Los efectos perversos del centralismo se han manifestado en todo el territorio nacional. Y ni siquiera se puede excluir a Bogotá, convertida, como ya se dijo en una ciudad gigantesca, llena de problemas, donde hay zonas –verdaderos focos de miseria-  por las cuales los conductores de taxi no se atreven a circular pasadas las seis de la tarde. 

Pero el departamento cuyos habitantes padecen más por el abandono del Estado, es el Chocó. Son elocuentes las palabras del mismo monseñor García: “Yo creo que los mismos chocoanos sienten que hay un gran abandono del Estado. Aquí la gente grita cuando gana la Selección Colombia, en Istmina también se celebran los goles de James; nos sentimos muy orgullosos de ser colombianos, pero sí lamentamos que el Gobierno no se sienta orgulloso de tener un territorio tan bello como el chocoano.”

Y las dijo hace un año, en Cali, no ahora cuando, empujados por la desesperación, agotada su paciencia, han comenzado un paro cívico, el más justo y respetable que Colombia ha presenciado en muchos años, por no decir en toda su historia.

¿Qué sigue ahora?
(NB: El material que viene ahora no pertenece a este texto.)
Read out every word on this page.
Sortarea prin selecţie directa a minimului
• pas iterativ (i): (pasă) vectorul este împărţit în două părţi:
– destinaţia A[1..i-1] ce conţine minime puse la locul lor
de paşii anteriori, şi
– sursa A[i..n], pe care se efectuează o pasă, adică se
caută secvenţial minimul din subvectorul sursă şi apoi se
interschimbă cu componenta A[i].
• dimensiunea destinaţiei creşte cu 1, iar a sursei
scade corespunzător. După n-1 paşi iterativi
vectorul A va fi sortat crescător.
Hay que distinguir entre lo que debería seguir, a la luz de la lógica y de principios elementales de administración pública, y lo que puede ocurrir realmente, habida cuenta de los antecedentes de casos semejantes.

Lo que tendría que seguir, sería el diálogo inmediato con los dirigentes del paro, que son gentes de bien, animadas por el afán de mejorar las condiciones de vida de los chocoanos, tanto de los indígenas, como de los descendientes de los africanos, y, en general, de todos los habitantes del Choco, sin distingos de raza, origen ni color.
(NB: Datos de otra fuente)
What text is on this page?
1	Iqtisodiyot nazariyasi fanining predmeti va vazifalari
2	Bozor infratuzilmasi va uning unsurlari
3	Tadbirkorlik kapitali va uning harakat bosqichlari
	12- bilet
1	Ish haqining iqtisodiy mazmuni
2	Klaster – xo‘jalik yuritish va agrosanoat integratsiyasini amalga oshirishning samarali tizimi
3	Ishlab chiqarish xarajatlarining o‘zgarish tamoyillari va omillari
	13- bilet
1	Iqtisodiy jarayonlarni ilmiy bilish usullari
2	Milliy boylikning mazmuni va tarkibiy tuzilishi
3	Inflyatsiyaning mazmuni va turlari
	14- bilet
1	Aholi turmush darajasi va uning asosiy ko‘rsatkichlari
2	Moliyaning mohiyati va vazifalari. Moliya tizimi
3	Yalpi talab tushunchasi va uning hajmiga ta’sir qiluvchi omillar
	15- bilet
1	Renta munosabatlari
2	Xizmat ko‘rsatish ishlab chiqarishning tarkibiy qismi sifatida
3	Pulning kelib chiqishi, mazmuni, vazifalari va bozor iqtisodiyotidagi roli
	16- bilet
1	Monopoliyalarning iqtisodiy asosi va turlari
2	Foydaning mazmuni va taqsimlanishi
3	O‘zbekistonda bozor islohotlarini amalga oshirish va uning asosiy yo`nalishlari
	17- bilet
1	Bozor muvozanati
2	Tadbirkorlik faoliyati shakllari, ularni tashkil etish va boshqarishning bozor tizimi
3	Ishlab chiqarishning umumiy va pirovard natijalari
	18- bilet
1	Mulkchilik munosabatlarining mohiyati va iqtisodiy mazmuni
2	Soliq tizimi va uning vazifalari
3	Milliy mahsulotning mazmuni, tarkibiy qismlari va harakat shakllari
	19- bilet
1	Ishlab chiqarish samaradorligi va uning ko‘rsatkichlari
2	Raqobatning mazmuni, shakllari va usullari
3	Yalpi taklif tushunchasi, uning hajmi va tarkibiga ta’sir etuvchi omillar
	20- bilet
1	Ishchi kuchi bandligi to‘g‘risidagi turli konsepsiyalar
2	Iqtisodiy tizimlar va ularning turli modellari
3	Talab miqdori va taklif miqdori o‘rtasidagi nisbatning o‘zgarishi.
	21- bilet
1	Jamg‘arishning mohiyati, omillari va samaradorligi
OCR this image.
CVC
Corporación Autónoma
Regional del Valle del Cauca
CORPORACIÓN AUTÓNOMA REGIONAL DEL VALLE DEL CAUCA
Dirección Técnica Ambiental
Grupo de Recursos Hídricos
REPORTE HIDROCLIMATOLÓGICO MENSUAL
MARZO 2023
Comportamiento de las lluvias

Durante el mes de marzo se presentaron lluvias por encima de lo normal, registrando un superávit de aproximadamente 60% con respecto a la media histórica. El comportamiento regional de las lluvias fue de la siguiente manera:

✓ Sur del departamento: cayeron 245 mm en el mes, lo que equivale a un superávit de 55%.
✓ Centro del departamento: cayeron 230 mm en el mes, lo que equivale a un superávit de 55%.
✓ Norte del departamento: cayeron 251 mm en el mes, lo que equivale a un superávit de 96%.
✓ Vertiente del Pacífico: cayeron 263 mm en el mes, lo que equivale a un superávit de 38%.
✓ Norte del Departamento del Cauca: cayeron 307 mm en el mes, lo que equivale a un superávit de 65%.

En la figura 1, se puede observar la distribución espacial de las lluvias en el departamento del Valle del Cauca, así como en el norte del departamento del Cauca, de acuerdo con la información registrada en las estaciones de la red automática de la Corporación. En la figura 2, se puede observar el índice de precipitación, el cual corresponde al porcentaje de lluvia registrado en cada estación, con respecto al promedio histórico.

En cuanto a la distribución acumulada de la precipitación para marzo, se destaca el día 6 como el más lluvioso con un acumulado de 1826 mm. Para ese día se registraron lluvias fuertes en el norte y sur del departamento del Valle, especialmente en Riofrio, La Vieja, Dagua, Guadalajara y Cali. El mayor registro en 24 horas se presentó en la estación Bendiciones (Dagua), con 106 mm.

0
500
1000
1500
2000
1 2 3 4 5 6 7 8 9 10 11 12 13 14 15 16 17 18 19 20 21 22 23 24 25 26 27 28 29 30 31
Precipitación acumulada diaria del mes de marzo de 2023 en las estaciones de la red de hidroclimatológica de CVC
Esos diálogos no dan espera, sencillamente porque cada día que pasa se erosiona la paciencia de las gentes, crece el malestar y empiezan a aparecer brotes de violencia. No tendría sentido que a las penurias de una población olvidada y maltratada, se sumaran  muertos,  causados por las fuerzas de policía, en refriegas con manifestantes.

Recuérdese lo que ocurrió en Duitama, cuando habían transcurrido más de cuarenta días del paro de los camioneros, que el presidente Santos y sus ministros pretendían ignorar, como si no existiera. Y lo que hace algunos años, en el primer mandato de Santos, aconteció con el paro agrario que originó aquella célebre pregunta: “¿Paro agrario? ¿Cuál paro agrario?”

¿Qué sucederá? Solamente Dios lo sabe. Pero, como Santos solamente es tolerante con los criminales de las Farc, no tendría nada de raro que se niegue a conversar con los dirigentes del paro mientras éste no se levante.

Y que eche mano de argumentos como el del Vicepresidente Germán Vargas Lleras, quien anoche (agosto 19) salió por televisión, y dijo que el Chocó no está olvidado, que se han firmado contratos por más de quinientos mil millones de pesos ($500.000.000.000,oo) para la construcción de carreteras 4-G que tendrán que ver con ese departamento, cuando se terminen. Aceptando, en gracia de discusión que así sea, ¿cómo alivian los padecimientos del pueblo chocoano esas obras?  No lo explicó el funcionario. 

Se dirá que el actual gobierno tiene una disculpa: antes también el Chocó estaba en el olvido.  Pero la disculpa no convence: Santos lleva seis años en el primer empleo de la Nación.  Y durante los dos años anteriores al 7 de agosto de 2010, colaboró, como Ministro de Defensa, en el gobierno de Álvaro Uribe Vélez. Son ocho años. ¿No es un tiempo suficiente para ver un problema gigantesco como éste?

Ya veo la respuesta perfecta: con la paz que florecerá en virtud del Tratado Timochenko- Santos, la felicidad y la prosperidad llegarán al Choco, como por arte de magia: ¡en un santiamén!  ¡Inteligentísima excusa! Pero no me convence:

Yo, votaré NO, como millones de compatriotas, aunque el Presidente nos diga amigos de la guerra, apátridas, y todo los demás insultos imaginables.